0

I've an environment like this:

  • master
  • some satellites assigned to master
  • many agents assigned to satellites and some assigned to master (without a satellite).

All systems are ready and the PKI setup is complete. Also most default checks (apt, disk, cpu) are running and I can see the current state on the master. Now I've started to implement custom checks (like check_eth to monitor the network traffic).
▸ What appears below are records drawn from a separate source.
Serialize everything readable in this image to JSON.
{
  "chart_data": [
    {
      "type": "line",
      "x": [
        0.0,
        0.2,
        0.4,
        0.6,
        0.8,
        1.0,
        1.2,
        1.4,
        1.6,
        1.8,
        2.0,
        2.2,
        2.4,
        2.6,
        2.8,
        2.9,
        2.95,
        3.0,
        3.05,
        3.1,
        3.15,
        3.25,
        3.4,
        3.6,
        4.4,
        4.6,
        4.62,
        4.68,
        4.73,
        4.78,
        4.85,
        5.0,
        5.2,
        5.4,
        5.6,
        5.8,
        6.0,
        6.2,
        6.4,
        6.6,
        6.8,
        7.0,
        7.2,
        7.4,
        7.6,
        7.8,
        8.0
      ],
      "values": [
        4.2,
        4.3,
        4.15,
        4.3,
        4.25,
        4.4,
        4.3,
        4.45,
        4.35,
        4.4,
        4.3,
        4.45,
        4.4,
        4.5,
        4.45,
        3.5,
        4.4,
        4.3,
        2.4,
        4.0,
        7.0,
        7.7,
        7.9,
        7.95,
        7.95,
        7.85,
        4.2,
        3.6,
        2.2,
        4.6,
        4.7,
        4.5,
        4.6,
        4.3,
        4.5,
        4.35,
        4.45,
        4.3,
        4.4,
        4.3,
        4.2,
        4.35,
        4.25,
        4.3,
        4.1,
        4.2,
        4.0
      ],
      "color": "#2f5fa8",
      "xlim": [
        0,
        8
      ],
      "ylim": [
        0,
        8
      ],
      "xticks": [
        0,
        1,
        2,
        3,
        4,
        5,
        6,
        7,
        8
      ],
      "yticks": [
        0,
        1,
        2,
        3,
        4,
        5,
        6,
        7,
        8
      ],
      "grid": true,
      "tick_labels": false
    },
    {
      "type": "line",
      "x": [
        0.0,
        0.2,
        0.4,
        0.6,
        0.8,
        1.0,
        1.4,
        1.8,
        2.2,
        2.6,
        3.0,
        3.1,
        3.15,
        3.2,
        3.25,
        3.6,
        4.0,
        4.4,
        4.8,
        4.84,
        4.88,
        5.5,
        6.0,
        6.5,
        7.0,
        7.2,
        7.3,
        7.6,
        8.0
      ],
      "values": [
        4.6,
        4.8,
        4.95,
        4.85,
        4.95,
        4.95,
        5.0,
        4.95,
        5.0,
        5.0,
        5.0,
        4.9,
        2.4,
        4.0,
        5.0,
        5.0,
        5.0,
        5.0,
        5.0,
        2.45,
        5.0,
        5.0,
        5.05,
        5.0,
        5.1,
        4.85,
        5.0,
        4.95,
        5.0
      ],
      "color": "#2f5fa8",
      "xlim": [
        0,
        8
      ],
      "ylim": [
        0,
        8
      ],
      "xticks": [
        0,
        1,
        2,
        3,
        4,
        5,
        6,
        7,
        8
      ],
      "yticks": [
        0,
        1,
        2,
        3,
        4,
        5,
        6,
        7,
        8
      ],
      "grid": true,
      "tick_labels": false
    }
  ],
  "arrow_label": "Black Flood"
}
I've published the script to all hosts and defined also on all hosts the command:

object CheckCommand "check_eth" {
  import "plugin-check-command"
  command = [ "/usr/bin/sudo", PluginDir + "/check_eth" ]
 
  arguments       = {
   "-w" = {
      value                     = "$eth_warning$"
      description               = "Percent free/used when to warn"
      required                  = true
    }
    "-c" = {
      value                     = "$eth_critical$"
      description               = "Percent free/used when critical"
      required                  = true
    }
    "-i" = {
      value                     = "$eth_interface$"
      description               = "Given network interface"
      required                  = true
    }
  }

  vars.eth_interface  = "enp0s31f6"
  vars.eth_warning  = "2048G"
  vars.eth_critical = "4096G"
}

I can run the script on all hosts. On Master, the satellites and all hosts that directly assigned to master the response of the check is visible. On all hosts with parent=satellite the state is UNKNOWN. And that is my problem... why?

The host object is like:

# master: /etc/icinga2/zones.conf

object Endpoint "monitor.domain" {
}

object Zone "master" {
  endpoints = [ "monitor.domain" ]
}

object Endpoint "satellite1.domain" {
    host = "<ip>"
    port = "<port>"
}

object Zone "satellite1.domain" {
    parent = "master"
    endpoints = [ "satellite1.domain" ]
}

The satellite configuration looks like this:

# master: /etc/icinga2/zones.d/satellite1.domain/hosts.conf

object Host "satellite1.domain" {
    import "generic-host"
    check_command = "hostalive"
    zone = "master"

    address = "<ipv4>"
    address6 = "<ipv6>"
    
    vars.agent_endpoint = name
    ...
}

object Host "agent1.domain" {
    import "generic-host"
    check_command = "hostalive"
    zone = "satellite1.domain"

    address = "<ipv4>"
    address6 = "<ipv6>"
    
    vars.agent_endpoint = name
    ...
}
...

The zone incl. endpoint inside satellite is also defined on master:

# master: /etc/icinga2/zones.d/satellite1.domain/zones.conf
object Zone "agent1.domain" {
    parent = "satellite1.domain"
    endpoints = [ "agent1.domain" ]
}

object Endpoint "agent1.domain" {
    host = "<ip>"
    port = "<port>"
}

And now the Apply of the Command to the host (also defined on master)

# master: /etc/icinga2/zones.d/satellite1.domain/services.conf

apply Service "Network Traffic" {
  import "generic-service"

  check_command = "check_eth"
  command_endpoint = host_name

  assign where host.name == "satellite1.domain"
}

apply Service "Network Traffic" {
  import "generic-service"

  check_command = "check_eth"
  command_endpoint = host_name

  assign where host.name == "agent1.domain"
}

What do I miss?

TRW
  • 438
  • 3
  • 14

1 Answers1

0

Ah, now I found the problem. The check command definition contains a default value for eth_interface which exists on the satellites and on master. But the VMs have another interface. If I remove the checkcommand default vars and assign per Host object that var, everything is fine.

TRW
  • 438
  • 3
  • 14